Hello,
I am experimenting with a pretrained model (Qwen3VL from Huggingface). I notice the embedding layer is exceptionally slow when processing image feature, while the later attention layers can run efficiently.
The model’s visual embedding layer uses Conv3D to perform linear embedding:
class Qwen3VLVisionPatchEmbed(nn.Module):
def __init__(self, config) -> None:
super().__init__()
self.patch_size = config.patch_size
self.temporal_patch_size = config.temporal_patch_size
self.in_channels = config.in_channels
self.embed_dim = config.hidden_size
kernel_size = [self.temporal_patch_size, self.patch_size, self.patch_size]
self.proj = nn.Conv3d(self.in_channels, self.embed_dim, kernel_size=kernel_size, stride=kernel_size, bias=True)
def forward(self, hidden_states: torch.Tensor) -> torch.Tensor:
target_dtype = self.proj.weight.dtype
hidden_states = hidden_states.view(
-1, self.in_channels, self.temporal_patch_size, self.patch_size, self.patch_size
)
hidden_states = self.proj(hidden_states.to(dtype=target_dtype)).view(-1, self.embed_dim)
return hidden_states
After some digging, I found that the nn.Conv3D can be significantly slower than nn.Linear under fp16 or bf16, while their performance is normal under fp32.
To verify, I ran a minimal benchmark:
import torch
import torch.nn as nn
import time
print("torch version:", torch.__version__)

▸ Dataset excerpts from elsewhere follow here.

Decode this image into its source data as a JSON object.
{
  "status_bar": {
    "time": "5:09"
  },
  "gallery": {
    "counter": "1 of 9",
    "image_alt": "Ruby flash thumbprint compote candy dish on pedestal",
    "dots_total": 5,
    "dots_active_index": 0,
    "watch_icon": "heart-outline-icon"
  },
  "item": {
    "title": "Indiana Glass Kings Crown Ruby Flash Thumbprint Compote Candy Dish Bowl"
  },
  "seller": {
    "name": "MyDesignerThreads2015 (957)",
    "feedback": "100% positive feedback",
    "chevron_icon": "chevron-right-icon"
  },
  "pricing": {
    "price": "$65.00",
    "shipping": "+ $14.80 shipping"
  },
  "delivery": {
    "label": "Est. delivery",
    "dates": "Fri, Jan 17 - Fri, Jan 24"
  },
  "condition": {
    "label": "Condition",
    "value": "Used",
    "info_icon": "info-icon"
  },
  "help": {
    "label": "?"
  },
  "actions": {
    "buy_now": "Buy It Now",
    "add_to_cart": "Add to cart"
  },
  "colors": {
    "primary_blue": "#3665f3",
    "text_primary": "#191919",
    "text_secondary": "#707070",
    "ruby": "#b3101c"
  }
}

print("CUDA available:", torch.cuda.is_available())
print("cuDNN available:", torch.backends.cudnn.is_available())
print("cuDNN version:", torch.backends.cudnn.version())
device = torch.device("cuda")
N = 10240
C, T, H, W = 3, 2, 16, 16
embed_dim = 1024
dtype = torch.bfloat16
x = torch.randn(N, C, T, H, W, device=device, dtype=dtype)

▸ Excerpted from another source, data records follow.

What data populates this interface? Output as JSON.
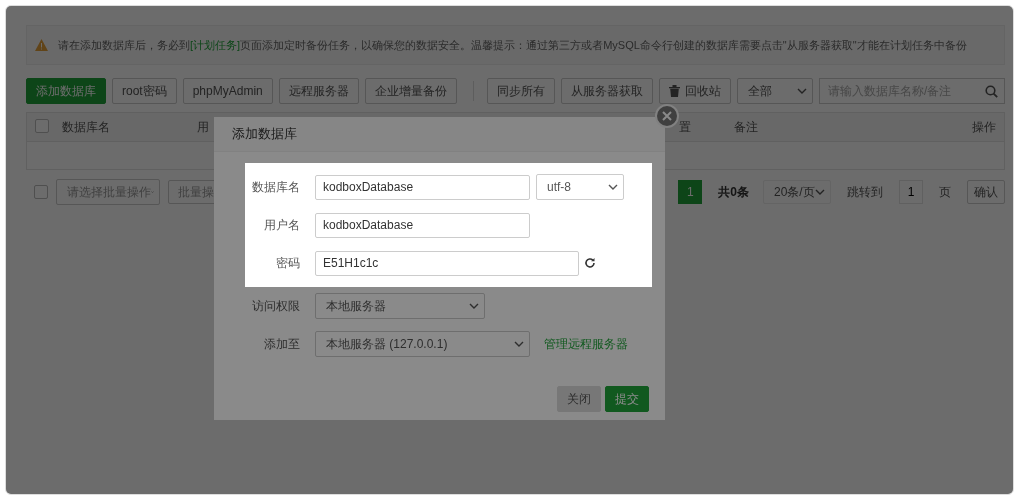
{
  "notice": {
    "before": "请在添加数据库后，务必到",
    "link": "[计划任务]",
    "after": "页面添加定时备份任务，以确保您的数据安全。温馨提示：通过第三方或者MySQL命令行创建的数据库需要点击\"从服务器获取\"才能在计划任务中备份"
  },
  "toolbar": {
    "left_buttons": [
      {
        "label": "添加数据库",
        "kind": "primary"
      },
      {
        "label": "root密码",
        "kind": "plain"
      },
      {
        "label": "phpMyAdmin",
        "kind": "plain"
      },
      {
        "label": "远程服务器",
        "kind": "plain"
      },
      {
        "label": "企业增量备份",
        "kind": "plain"
      }
    ],
    "right_buttons": [
      {
        "label": "同步所有",
        "kind": "plain"
      },
      {
        "label": "从服务器获取",
        "kind": "plain"
      },
      {
        "label": "回收站",
        "kind": "trash"
      }
    ],
    "filter": "全部",
    "search": {
      "placeholder": "请输入数据库名称/备注"
    }
  },
  "table": {
    "select_all": {
      "checked": false
    },
    "columns": [
      "数据库名",
      "用",
      "置",
      "备注",
      "操作"
    ]
  },
  "bulk": {
    "select_all": {
      "checked": false
    },
    "select_placeholder": "请选择批量操作",
    "button": "批量操"
  },
  "pagination": {
    "pages": [
      {
        "label": "1",
        "selected": true
      }
    ],
    "total": "共0条",
    "page_size": "20条/页",
    "jump_label": "跳转到",
    "jump_value": "1",
    "page_unit": "页",
    "confirm": "确认"
  },
  "dialog": {
    "title": "添加数据库",
    "highlighted_fields": [
      {
        "label": "数据库名",
        "value": "kodboxDatabase",
        "kind": "text-select",
        "select": "utf-8"
      },
      {
        "label": "用户名",
        "value": "kodboxDatabase",
        "kind": "text"
      },
      {
        "label": "密码",
        "value": "E51H1c1c",
        "kind": "password"
      }
    ],
    "other_fields": [
      {
        "label": "访问权限",
        "value": "本地服务器",
        "kind": "select"
      },
      {
        "label": "添加至",
        "value": "本地服务器 (127.0.0.1)",
        "kind": "select-link",
        "link": "管理远程服务器"
      }
    ],
    "buttons": [
      {
        "label": "关闭",
        "kind": "disabled"
      },
      {
        "label": "提交",
        "kind": "primary"
      }
    ]
  }
}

conv = nn.Conv3d(C, embed_dim, kernel_size=(T, H, W), stride=(T, H, W), bias=True).to(device, dtype=dtype)
linear = nn.Linear(C*T*H*W, embed_dim, bias=True).to(device, dtype=dtype)
# timing conv
torch.cuda.synchronize()
t0 = time.time()
_ = conv(x)
torch.cuda.synchronize()
t1 = time.time()
# timing linear
torch.cuda.synchronize()
_ = linear(x.view(N, -1))
torch.cuda.synchronize()
t2 = time.time()
print("Conv3d:", t1 - t0, "s")
print("Linear:", t2 - t1, "s")
With dtype = torch.bfloat16, the output is:
torch version: 2.9.0+cu128
CUDA available: True
cuDNN available: True
cuDNN version: 91002
Conv3d: 42.12006068229675 s
Linear: 0.0008780956268310547 s
With dtype = torch.float16:
Conv3d: 42.59985375404358 s
Linear: 0.0016818046569824219 s
With dtype = torch.float32:
Conv3d: 0.06699419021606445 s
Linear: 0.04182004928588867 s
Local environment:
- GPU: NVIDIA RTX 6000 Blackwell
- Driver: 570.195.03
- CUDA: 12.8
- Torch: 2.9.0+cu128
- cuDNN: 91002
Am I missing anything here to run things appropriately? Any guidance would be greatly appreciated!